Religión quinto grado – Sacramentos de curación o sanación (clase 27)
Esta clase de religión para quinto grado, titulada “Sacramentos de curación o sanación”, tiene como objetivo que los estudiantes comprendan que los sacramentos de curación son signos del amor misericordioso de Dios, que nos perdona, nos consuela y nos fortalece en los momentos de dolor físico o espiritual. Al final de la clase se encuentra el botón Descargar PDF, donde, además de la clase, encontrará preguntas para evaluar la comprensión.

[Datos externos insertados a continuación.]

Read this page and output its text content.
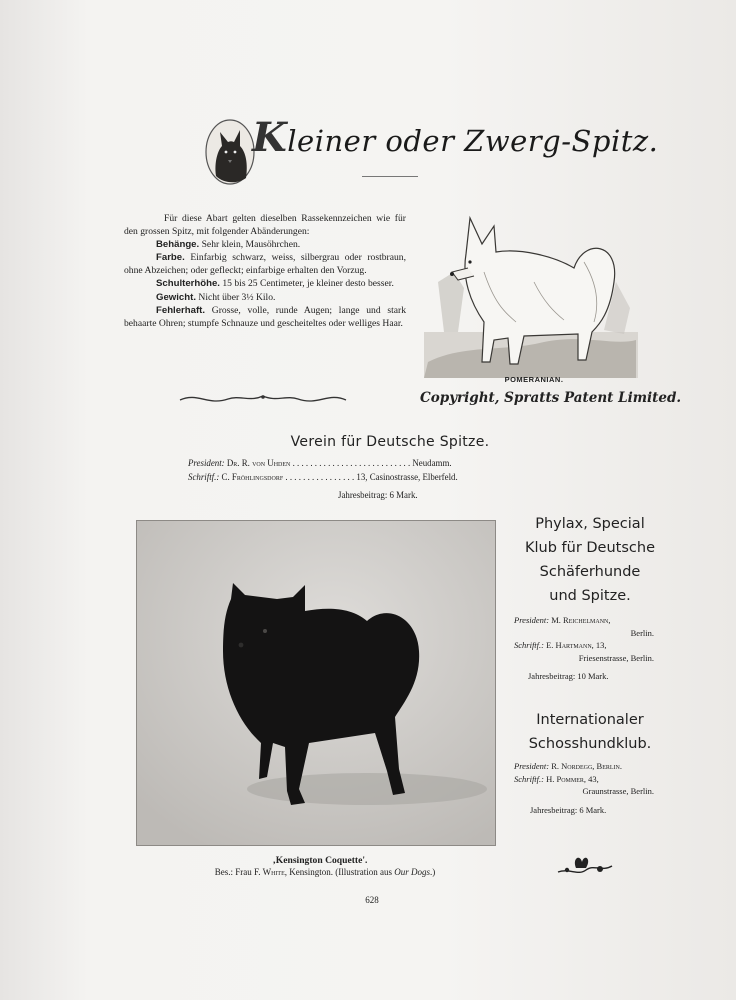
Kleiner oder Zwerg-Spitz.

Für diese Abart gelten dieselben Rassekennzeichen wie für den grossen Spitz, mit folgender Abänderungen:

Behänge. Sehr klein, Mausöhrchen.

Farbe. Einfarbig schwarz, weiss, silbergrau oder rostbraun, ohne Abzeichen; oder gefleckt; einfarbige erhalten den Vorzug.

Schulterhöhe. 15 bis 25 Centimeter, je kleiner desto besser.

Gewicht. Nicht über 3½ Kilo.

Fehlerhaft. Grosse, volle, runde Augen; lange und stark behaarte Ohren; stumpfe Schnauze und gescheiteltes oder welliges Haar.

POMERANIAN.
Copyright, Spratts Patent Limited.
Verein für Deutsche Spitze.
President: Dr. R. von Uhden . . . . . . . . . . . . . . . . . . . . . . . . . . . Neudamm.
Schriftf.: C. Fröhlingsdorf . . . . . . . . . . . . . . . . 13, Casinostrasse, Elberfeld.
Jahresbeitrag: 6 Mark.
‚Kensington Coquette'.
Bes.: Frau F. White, Kensington. (Illustration aus Our Dogs.)
Phylax, Special
Klub für Deutsche
Schäferhunde
und Spitze.
President: M. Reichelmann,
Berlin.
Schriftf.: E. Hartmann, 13,
Friesenstrasse, Berlin.
Jahresbeitrag: 10 Mark.
Internationaler
Schosshundklub.
President: R. Nordegg, Berlin.
Schriftf.: H. Pommer, 43,
Graunstrasse, Berlin.
Jahresbeitrag: 6 Mark.
628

SACRAMENTOS DE CURACIÓN O SANACIÓN
En la vida cristiana, hay momentos en los que nos alejamos de Dios, cometemos errores o pecados, o pasamos por enfermedades y sufrimientos. Jesús, que nos ama como un buen Pastor, no nos abandona nunca. Por eso, dejó a su Iglesia dos sacramentos muy especiales para sanar el alma y el cuerpo: el sacramento de la Reconciliación y el sacramento de la Unción de los Enfermos. Estos sacramentos son conocidos como sacramentos de curación o sanación, porque restauran nuestra amistad con Dios y nos dan fuerza en los momentos difíciles.
Reconciliación
También llamado confesión o penitencia, este sacramento nos permite volver a estar en paz con Dios cuando hemos pecado. A veces, decimos mentiras, desobedecemos, somos egoístas o tratamos mal a los demás. Todo esto nos separa del amor de Dios y de nuestros hermanos. Pero Dios siempre nos perdona si estamos arrepentidos. Para confesarnos, seguimos cinco pasos:
- Examen de conciencia: pensar en lo que hemos hecho mal.
- Arrepentimiento: sentir pena por haber ofendido a Dios.
- Propósito de enmienda: querer cambiar y no volver a pecar.
- Confesión de los pecados al sacerdote.
- Cumplir la penitencia que el sacerdote nos da.
Unción de los enfermos
Este sacramento es para las personas que están muy enfermas, en peligro de muerte o muy ancianas. El sacerdote unge con aceite bendito a la persona enferma y hace una oración especial para darle fuerza, alivio y paz.
A veces, Dios concede la sanación del cuerpo; otras veces, no sana físicamente, pero da mucha fortaleza al alma. La Unción no es un sacramento solo para morir, sino para vivir con esperanza y fe, incluso en medio del dolor.
Jesús, médico del cuerpo y del alma
Durante su vida, Jesús curó a muchos enfermos: al ciego, al paralítico, al leproso… Pero también perdonó pecados y sanó corazones. Él sigue haciendo eso hoy a través de su Iglesia, por medio de estos sacramentos. Cada vez que nos confesamos, Jesús nos abraza con su perdón. Y cuando alguien recibe la Unción de los Enfermos, Jesús está muy cerca de él, dándole consuelo y amor.